Nason points to another distinction separating the legal analysis in the mandate of federal workers from the mandates of private employers. The government, she explains, is responsible for ensuring due process considerations for its employees that are not imposed on private employers. “It’s a different set of rules,” she said. Public employees, for example, have the right to a hearing when faced with a potential dismissal.
It remains unclear whether the administration’s appeal to the 5th Circuit will be expedited and whether the case will eventually end up in the Supreme Court.
One factor that could prevent the case from receiving the expedited processing that OSHA and CMS cases have received is that with approximately 3.5 million federal workers, it affects fewer US employees. Another is that its initial deadline, met by 95% of federal workers, although extended, has already passed.
“I doubt the appeal is moving as quickly as the OSHA case,” Noren said. “The OSHA case involved a fast approaching deadline for requiring vaccinations, whereas here federal workers were already required to get vaccinated by Nov. 22, 2021.”

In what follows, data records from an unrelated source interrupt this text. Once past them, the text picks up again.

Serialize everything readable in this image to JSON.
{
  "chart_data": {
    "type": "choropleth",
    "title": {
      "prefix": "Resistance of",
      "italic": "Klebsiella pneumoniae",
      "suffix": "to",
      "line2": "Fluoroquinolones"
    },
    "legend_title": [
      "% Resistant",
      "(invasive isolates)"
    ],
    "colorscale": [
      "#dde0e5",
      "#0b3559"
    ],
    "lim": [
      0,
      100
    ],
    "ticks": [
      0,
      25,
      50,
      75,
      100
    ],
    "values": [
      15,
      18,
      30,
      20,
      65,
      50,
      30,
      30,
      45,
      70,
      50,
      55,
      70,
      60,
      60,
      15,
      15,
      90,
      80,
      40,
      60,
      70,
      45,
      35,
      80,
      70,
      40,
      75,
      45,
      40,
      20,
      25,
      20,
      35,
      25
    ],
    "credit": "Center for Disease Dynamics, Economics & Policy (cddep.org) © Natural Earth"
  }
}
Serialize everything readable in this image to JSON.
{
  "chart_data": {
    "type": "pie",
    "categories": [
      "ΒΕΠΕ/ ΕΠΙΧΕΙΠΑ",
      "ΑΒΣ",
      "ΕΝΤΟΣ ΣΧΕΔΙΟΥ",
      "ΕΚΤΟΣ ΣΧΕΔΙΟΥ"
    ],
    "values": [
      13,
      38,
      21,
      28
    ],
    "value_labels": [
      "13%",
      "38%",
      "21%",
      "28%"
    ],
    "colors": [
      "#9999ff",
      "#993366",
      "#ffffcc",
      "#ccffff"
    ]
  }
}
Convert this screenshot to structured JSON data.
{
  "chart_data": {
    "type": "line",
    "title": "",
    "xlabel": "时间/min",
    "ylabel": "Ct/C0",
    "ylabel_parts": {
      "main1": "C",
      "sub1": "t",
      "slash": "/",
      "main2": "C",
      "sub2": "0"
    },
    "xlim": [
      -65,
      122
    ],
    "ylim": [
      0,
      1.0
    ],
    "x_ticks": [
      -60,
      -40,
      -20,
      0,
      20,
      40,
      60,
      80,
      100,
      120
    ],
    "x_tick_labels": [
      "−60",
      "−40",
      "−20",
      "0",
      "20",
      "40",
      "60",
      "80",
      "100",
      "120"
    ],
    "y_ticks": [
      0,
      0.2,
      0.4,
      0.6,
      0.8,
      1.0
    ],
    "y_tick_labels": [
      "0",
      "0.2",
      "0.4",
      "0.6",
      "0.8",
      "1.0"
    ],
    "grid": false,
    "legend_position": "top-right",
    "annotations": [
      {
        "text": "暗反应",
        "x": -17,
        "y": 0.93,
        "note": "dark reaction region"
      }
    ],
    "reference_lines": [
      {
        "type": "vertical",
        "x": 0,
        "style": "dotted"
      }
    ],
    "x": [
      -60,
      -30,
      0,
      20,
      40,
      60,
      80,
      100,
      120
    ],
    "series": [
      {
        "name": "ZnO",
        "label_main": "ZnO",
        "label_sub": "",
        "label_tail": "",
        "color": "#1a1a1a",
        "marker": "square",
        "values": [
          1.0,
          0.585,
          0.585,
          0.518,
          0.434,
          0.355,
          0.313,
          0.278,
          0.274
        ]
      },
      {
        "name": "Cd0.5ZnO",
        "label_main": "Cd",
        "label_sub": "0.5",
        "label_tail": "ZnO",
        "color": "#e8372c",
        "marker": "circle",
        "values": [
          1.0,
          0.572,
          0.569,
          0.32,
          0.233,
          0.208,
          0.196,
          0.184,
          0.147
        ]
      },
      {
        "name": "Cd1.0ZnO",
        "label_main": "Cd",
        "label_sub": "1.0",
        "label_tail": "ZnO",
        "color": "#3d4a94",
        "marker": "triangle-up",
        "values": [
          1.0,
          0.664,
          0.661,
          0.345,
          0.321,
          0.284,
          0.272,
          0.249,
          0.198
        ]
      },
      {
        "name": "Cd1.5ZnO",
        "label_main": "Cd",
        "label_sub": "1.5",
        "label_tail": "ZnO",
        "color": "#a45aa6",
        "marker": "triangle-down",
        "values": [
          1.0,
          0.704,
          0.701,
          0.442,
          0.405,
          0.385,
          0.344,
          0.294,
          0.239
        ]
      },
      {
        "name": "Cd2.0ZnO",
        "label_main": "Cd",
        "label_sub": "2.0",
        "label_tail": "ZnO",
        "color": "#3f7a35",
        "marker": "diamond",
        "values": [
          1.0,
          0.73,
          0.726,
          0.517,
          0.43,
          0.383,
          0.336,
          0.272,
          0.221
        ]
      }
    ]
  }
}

Patterson said it wouldn’t be surprising to see similar cases filed in more liberal circuits. A split between the courts on the issue could also help it to be dealt with by the High Court.
“Who knows if the Supreme Court would take it up in an emergency,” Nason said.
Otherwise, she explained, the court would tend to take up the case only if there was a division of rulings between the lower courts or if a federal issue was at stake.
Any cases challenging the administration’s mandates will take time to resolve their fundamental issues. Cases so far have only dealt with the likelihood of each warrant’s success once all of the merits of each case have been decided by a judge or jury.
“It’s going to take a long time to get to trial,” Patterson said.